Oral Plenary Session II - Fellows Plenary and Late-Breaking

Oral Plenary Sessions

(14) Persistent Programming of Offspring Gut Serotonin Pathway by Maternal Western-Style Diet in Non-Human Primates

Tuesday, February 13, 2024

9:15 AM – 9:30 AM

Location: Potomac Ballroom, Ballroom Level

Primary & Presenting Author(s)

Erin Bolte, PhD (she/her/hers)

MD/PhD Student
Baylor College of Medicine
Houston, TX, United States

Coauthor(s)

Derek O'Neil, PhD

Baylor College of Medicine
Houston, TX, United States
RL

Rene Lindsley, PhD

Ohio State University
Beaverton, OR, United States
MK

Melissa Kirigiti, PhD

Ohio State University
Beaverton, OR, United States
PK

Paul Kievit, PhD

Oregon National Primate Research Center
Beaverton, OR, United States
ME

Mindy Engevik, PhD

Texas Children's Hospital
Houston, TX, United States
Kjersti M. Aagaard, MD, PhD

Professor and Vice Chair of Research Department of Obstetrics and Gynecology, Division of MFM
Texas Children's Hospital, Baylor College of Medicine
Houston, TX, United States

Objective:

Anxiety is a mood disorder associated with low levels of serotonin. Over 95% of the body’s serotonin is produced in the gut by enterochromaffin cells, and it affects the brain and behavior via signaling at the vagus nerve (the gut-brain axis). We have previously shown that non-human primate offspring exposed to maternal Western-Style diet (WSD) display anxiety persistent into juvenile life. To investigate the connection between maternal WSD and serotonin as a mechanism for the observed anxiety, we hypothesized that maternal WSD can persistently program offspring gut enterochromaffin cells.

Study Design:

Macaques were fed WSD or Chow control diet during gestation/lactation. Offspring were sampled at fetal necropsy (late third-trimester, n=4) or born vaginally and weaned onto a Chow diet for sampling at 3 years of age (peripuberty, n=8) (Fig. 1A).
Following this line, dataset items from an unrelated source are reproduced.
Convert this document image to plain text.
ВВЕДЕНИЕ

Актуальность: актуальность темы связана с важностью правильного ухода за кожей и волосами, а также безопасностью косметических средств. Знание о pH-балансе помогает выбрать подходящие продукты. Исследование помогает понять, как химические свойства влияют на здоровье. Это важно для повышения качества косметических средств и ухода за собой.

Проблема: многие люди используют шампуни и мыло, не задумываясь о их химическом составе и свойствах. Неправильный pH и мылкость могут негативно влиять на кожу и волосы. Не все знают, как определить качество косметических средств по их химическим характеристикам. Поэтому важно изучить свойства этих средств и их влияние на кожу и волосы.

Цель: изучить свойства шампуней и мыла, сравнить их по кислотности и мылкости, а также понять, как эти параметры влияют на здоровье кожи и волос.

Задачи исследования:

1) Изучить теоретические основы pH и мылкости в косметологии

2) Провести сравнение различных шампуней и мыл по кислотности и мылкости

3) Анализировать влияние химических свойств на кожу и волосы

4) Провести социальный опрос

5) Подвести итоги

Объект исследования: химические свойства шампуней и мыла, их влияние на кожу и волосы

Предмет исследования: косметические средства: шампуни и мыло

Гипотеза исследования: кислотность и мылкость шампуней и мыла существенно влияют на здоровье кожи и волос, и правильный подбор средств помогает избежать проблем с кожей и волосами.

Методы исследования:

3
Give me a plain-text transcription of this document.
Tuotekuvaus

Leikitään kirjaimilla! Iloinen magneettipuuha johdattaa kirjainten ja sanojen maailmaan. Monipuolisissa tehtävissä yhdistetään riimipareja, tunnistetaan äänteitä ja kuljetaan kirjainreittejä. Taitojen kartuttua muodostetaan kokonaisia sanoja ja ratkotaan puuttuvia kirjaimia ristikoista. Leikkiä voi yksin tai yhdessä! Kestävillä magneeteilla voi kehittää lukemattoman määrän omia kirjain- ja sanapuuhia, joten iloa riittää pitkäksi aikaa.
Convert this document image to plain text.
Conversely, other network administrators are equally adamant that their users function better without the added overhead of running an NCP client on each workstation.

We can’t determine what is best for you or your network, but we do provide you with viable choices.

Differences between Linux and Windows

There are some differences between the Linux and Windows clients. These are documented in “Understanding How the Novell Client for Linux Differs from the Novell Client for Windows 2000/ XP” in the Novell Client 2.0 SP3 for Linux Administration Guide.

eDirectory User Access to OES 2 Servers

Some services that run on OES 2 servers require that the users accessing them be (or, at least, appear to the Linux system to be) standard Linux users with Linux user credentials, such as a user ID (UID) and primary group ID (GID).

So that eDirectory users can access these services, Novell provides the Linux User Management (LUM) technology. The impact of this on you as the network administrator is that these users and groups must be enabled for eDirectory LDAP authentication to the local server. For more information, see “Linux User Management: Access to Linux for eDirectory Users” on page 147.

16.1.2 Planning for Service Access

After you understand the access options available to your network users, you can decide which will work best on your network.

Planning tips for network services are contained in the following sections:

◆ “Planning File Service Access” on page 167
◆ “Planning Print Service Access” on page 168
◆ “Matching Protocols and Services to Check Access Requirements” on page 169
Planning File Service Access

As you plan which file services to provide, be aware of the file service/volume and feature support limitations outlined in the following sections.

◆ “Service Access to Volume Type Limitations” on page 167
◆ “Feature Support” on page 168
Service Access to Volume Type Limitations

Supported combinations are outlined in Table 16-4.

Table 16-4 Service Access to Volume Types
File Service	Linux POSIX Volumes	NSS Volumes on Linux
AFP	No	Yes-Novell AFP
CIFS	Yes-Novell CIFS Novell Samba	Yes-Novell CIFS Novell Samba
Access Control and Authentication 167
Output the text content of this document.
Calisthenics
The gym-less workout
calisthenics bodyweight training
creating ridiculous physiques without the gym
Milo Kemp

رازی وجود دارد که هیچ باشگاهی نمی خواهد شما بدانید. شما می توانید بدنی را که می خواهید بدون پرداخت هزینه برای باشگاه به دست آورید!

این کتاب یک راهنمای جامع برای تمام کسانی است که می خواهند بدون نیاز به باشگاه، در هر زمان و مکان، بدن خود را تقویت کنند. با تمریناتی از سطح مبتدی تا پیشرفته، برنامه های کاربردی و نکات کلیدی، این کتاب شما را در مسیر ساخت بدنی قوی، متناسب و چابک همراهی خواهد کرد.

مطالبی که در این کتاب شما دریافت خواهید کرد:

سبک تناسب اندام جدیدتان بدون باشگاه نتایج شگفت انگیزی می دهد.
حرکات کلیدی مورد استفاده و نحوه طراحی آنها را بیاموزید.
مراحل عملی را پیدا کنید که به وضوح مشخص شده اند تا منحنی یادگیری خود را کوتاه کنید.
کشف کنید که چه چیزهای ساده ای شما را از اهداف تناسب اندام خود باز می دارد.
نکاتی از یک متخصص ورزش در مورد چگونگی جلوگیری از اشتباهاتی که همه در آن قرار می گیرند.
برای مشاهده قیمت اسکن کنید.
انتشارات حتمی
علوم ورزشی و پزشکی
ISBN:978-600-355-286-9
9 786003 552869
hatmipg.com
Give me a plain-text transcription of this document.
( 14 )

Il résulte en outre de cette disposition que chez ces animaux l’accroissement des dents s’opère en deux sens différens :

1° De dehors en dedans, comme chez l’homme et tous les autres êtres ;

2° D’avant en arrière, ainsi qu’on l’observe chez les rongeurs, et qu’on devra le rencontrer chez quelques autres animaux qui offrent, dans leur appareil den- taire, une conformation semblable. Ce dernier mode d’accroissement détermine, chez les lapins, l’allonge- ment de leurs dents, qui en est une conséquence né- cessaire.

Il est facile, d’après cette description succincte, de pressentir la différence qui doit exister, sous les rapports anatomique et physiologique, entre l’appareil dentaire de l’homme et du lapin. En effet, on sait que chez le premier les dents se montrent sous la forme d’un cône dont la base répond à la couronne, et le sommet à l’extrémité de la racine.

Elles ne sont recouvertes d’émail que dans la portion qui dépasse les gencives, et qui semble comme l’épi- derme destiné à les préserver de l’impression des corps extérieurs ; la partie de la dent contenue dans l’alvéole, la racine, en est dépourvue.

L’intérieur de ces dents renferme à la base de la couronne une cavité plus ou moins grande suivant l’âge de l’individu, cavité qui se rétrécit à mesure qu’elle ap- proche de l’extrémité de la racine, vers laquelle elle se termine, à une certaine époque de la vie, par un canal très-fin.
Ex vivo intestinal organoids were generated from fresh descending colon biopsy tissue at both timepoints and differentiated to contain serotonin-producing enterochromaffin cells. Secreted serotonin and serotonin-related gene expression were measured.

Results:

Maternal WSD-programmed fetal and juvenile intestinal organoids secreted decreased serotonin compared to Chow control organoids (fetal 0.006 versus 0.011 pg/cells, p= 0.021, Fig. 1B; 3 year-olds 0.010 versus 0.014 pg/cells, p= 0.033, Fig. 1C). At the Fetal stage, maternal WSD-programmed intestinal organoids expressed increased enterochromaffin cell marker expression (CHGA p= 0.0004) and decreased serotonin transporter expression (SERT, p=0.0009), with no statistical difference in serotonin rate limiting enzyme expression (TPH1) (Fig. 1D).

Conclusion:

We have observed that maternal WSD exposure disrupts enterochromaffin cell secretion of serotonin in the colon beginning in fetal life. This disruption is not normalized by a normal offspring diet, as low serotonin secretion is still observed when offspring are 3-years-old. Maternal WSD programs an altered serotonin pathway gene expression equilibrium, which may predispose the gut-brain axis of these offspring towards anxiety.